Can I take a moment to yammer on about the debt I owe Doonesbury?
So when I was five years old we moved to a suburb where I didn’t know anyone, there were no neighbors my age, and school wouldn’t start for several more months. But we did live across the street from a library. So I spent a huge amount of time over there. Entire days.
I wasn’t exactly over there reading Proust. I would spend a lot of time in periodicals and a ton of time in the aisle where the comic strip collections were.
I was (and of course still am) a huge Peanuts fan. So I naturally devoured those first.
When I ran out of Peanuts, I turned on the Garfields and the Mad Magazine collections and so on, eventually getting to the older Hi & Lois and Katzenjammer Kids compilations and stuff like that. In fact, I think they even had a Fabulous Furry Freak Brothers book in there but I could be misrembering that.
So eventually the well runs dry. Except for the Doonesbury books. This was 1979, so there was about a decade’s worth of Doonesbury compilations there, and I had tried one before but didn’t find it all that funny. But whatever, this is what was left and I’ll be damned if I’m going to have to read … you know … books.
So now I’m left with these Doonesburys.
I remembered seeing Zonker on one of the Reading is Cool style posters the library had up, so he was my way ‘in’ as it were. A spaced-out hippie was something that I could understand.

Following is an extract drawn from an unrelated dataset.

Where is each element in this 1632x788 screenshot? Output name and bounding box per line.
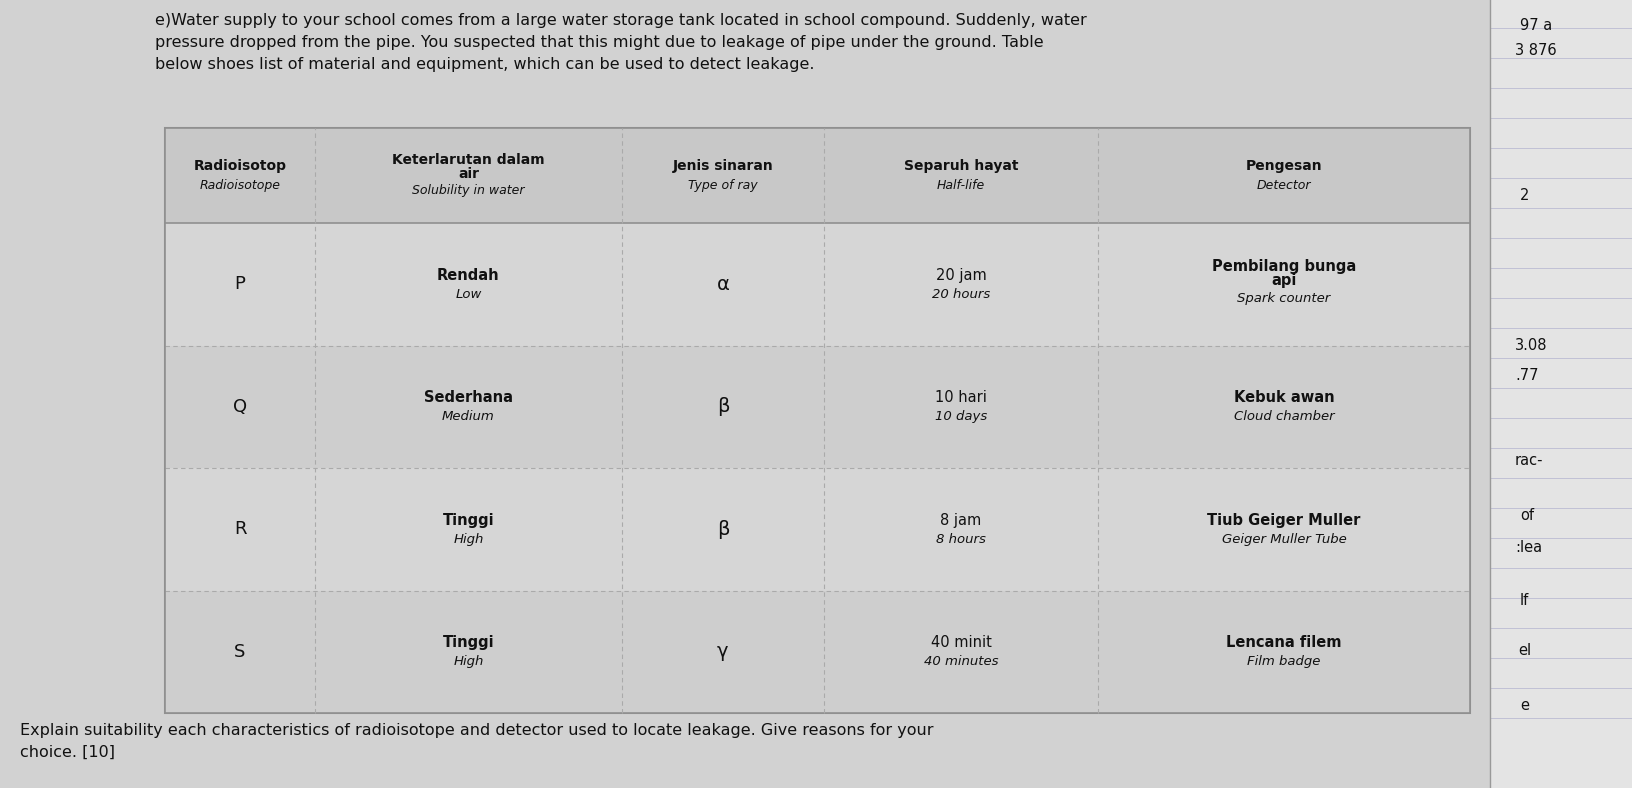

I started working my way through the first book, which wasn’t easy – but after awhile the political references started kind of reinforcing each other, and I was too precocious to give up and let this stuff beat me. It had been around for a decade. That means it’s ‘get’ able and if it is then I’m going to hang with it till I get it.

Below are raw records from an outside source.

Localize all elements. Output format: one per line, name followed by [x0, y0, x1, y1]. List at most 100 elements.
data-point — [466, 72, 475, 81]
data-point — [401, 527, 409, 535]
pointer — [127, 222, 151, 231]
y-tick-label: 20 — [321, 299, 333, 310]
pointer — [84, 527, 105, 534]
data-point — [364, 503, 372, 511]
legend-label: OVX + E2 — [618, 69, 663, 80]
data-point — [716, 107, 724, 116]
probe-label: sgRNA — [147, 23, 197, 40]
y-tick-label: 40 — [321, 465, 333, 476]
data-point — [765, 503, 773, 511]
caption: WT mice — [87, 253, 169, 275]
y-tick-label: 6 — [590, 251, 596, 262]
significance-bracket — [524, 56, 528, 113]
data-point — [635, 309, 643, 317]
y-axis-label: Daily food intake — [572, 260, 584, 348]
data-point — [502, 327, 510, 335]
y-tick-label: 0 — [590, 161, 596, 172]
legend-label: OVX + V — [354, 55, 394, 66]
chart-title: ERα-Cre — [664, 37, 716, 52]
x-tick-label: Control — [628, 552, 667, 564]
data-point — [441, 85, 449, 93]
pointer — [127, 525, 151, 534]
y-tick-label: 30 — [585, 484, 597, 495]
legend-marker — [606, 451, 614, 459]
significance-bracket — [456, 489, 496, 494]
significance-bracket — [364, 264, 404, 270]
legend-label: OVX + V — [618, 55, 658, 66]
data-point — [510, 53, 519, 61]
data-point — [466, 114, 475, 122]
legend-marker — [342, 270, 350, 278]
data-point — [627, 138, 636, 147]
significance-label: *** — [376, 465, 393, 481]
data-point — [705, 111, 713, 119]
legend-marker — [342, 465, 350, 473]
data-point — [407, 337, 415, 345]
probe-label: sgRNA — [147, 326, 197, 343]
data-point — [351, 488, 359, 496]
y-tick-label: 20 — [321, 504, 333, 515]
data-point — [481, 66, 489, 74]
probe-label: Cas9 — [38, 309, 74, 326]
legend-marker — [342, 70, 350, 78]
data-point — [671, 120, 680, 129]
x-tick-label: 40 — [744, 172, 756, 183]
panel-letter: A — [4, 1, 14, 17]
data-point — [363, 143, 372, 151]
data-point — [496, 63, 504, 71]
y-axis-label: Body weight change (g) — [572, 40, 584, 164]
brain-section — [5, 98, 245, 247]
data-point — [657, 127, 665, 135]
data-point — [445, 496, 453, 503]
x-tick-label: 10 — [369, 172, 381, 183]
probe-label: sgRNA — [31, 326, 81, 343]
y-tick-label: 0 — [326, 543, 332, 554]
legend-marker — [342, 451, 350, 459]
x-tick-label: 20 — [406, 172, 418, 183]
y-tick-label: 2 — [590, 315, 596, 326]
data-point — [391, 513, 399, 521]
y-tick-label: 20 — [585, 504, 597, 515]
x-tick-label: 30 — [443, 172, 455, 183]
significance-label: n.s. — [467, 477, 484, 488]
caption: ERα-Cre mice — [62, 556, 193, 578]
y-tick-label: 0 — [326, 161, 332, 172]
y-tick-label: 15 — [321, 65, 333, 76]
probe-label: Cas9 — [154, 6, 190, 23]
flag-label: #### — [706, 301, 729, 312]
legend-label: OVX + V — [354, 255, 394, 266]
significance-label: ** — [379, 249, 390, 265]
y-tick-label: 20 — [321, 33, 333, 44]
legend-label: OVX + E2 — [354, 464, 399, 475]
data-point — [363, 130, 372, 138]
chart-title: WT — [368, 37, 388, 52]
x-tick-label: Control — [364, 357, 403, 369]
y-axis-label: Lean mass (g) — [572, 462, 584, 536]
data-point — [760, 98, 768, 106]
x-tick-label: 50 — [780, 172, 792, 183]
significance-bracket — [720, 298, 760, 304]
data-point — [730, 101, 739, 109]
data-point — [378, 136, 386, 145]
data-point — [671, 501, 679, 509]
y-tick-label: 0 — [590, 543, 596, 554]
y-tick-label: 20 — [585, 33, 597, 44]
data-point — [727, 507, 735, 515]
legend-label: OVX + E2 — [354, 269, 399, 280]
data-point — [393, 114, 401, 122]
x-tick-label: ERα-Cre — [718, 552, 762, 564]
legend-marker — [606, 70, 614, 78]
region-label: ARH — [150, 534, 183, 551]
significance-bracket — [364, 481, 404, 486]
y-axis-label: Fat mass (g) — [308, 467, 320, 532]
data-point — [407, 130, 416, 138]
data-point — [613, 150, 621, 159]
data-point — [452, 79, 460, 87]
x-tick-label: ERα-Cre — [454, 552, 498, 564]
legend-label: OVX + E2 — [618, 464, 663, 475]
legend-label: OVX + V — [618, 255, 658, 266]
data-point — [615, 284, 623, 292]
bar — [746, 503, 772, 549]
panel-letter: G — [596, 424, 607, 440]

Eventually I start looking up the political names and events referenced. Im asking my mom who “Agnew” is over breakfast, etc.

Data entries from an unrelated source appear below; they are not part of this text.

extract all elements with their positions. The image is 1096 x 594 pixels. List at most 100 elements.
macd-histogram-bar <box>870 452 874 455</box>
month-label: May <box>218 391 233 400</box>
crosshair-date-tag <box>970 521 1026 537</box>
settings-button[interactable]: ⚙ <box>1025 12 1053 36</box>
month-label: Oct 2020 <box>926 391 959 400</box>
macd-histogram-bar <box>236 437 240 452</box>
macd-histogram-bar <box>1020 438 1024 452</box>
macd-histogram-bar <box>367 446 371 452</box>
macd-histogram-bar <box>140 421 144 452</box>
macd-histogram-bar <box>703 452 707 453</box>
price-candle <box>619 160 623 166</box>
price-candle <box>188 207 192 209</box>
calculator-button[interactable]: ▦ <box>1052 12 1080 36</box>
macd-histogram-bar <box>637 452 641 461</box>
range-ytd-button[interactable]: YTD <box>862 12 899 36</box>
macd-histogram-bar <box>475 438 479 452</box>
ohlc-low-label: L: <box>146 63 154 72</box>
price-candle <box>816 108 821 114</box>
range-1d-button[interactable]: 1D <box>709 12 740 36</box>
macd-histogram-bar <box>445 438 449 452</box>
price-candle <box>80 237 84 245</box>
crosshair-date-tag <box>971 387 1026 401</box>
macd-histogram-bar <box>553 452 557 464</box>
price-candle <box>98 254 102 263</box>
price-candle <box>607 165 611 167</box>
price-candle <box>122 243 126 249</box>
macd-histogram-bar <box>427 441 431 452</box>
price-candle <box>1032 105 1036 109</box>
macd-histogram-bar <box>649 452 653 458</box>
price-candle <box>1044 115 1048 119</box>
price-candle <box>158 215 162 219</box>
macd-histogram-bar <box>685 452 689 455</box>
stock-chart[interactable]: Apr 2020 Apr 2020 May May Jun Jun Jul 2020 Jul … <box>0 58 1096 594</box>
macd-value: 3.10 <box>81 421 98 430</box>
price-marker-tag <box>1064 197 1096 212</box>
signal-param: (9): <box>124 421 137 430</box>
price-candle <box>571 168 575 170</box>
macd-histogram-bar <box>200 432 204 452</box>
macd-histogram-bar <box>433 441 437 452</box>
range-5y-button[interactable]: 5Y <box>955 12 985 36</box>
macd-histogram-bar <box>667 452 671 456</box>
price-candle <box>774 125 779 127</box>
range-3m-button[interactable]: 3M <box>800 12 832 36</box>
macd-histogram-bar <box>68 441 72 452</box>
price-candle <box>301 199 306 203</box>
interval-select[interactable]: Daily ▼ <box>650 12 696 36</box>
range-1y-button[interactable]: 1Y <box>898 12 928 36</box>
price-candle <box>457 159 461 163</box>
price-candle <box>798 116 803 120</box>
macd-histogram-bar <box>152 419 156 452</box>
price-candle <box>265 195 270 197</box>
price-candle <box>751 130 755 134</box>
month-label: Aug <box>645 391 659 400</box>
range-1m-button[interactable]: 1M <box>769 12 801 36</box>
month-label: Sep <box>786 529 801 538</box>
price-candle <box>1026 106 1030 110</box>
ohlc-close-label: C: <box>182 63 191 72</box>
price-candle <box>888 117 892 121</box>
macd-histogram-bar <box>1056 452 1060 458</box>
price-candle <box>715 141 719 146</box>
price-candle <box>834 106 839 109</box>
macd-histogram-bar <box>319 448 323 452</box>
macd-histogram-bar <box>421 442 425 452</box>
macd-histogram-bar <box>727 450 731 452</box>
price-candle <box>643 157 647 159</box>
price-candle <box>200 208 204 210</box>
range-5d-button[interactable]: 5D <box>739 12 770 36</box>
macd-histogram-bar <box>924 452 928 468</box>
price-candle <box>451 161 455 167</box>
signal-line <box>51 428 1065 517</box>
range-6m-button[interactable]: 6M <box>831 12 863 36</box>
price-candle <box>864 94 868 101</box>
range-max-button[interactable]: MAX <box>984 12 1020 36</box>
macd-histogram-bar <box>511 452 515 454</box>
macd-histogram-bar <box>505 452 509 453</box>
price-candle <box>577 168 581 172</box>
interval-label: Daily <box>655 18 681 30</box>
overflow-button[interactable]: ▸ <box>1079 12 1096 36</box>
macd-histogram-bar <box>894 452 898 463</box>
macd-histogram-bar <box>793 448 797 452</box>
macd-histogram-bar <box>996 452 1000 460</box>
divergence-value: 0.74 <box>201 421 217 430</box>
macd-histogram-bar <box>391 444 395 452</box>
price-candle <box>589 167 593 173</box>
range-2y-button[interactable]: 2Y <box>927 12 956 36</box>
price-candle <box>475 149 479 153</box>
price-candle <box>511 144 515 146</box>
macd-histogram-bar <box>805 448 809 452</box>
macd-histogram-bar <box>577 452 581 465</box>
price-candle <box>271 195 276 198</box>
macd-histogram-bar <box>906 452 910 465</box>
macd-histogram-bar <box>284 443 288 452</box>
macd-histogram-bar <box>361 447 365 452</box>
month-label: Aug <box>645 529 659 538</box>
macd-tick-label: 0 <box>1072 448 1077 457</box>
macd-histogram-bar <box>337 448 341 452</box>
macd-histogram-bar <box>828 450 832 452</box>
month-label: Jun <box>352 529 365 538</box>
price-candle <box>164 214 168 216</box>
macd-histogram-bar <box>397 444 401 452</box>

I’m not even in the first grade yet and Im already feeling like I have a bit of a grasp on the ‘feel’ of the late 60s.
I stuck with it and went through all the books, eventually re-reading them later which both reinforced what I was getting out of them since I knew more stuff now and also realizing there were whole layers of jokes that I could tell were jokes but never really really understood on first reading.
So anyway,
for teaching my 5 year old self far more about politics than I would ever have expected to learn, for giving me perspective into an era other than my own (which is an important lesson in itself – regardless of the era), and for ingraining in me the lesson that I still use to this day that just because you may not find something interesting at first doesn’t mean there aren’t other back doors into the material, for all of that I owe Doonesbury a massive debt.
I would literally be a different person without that.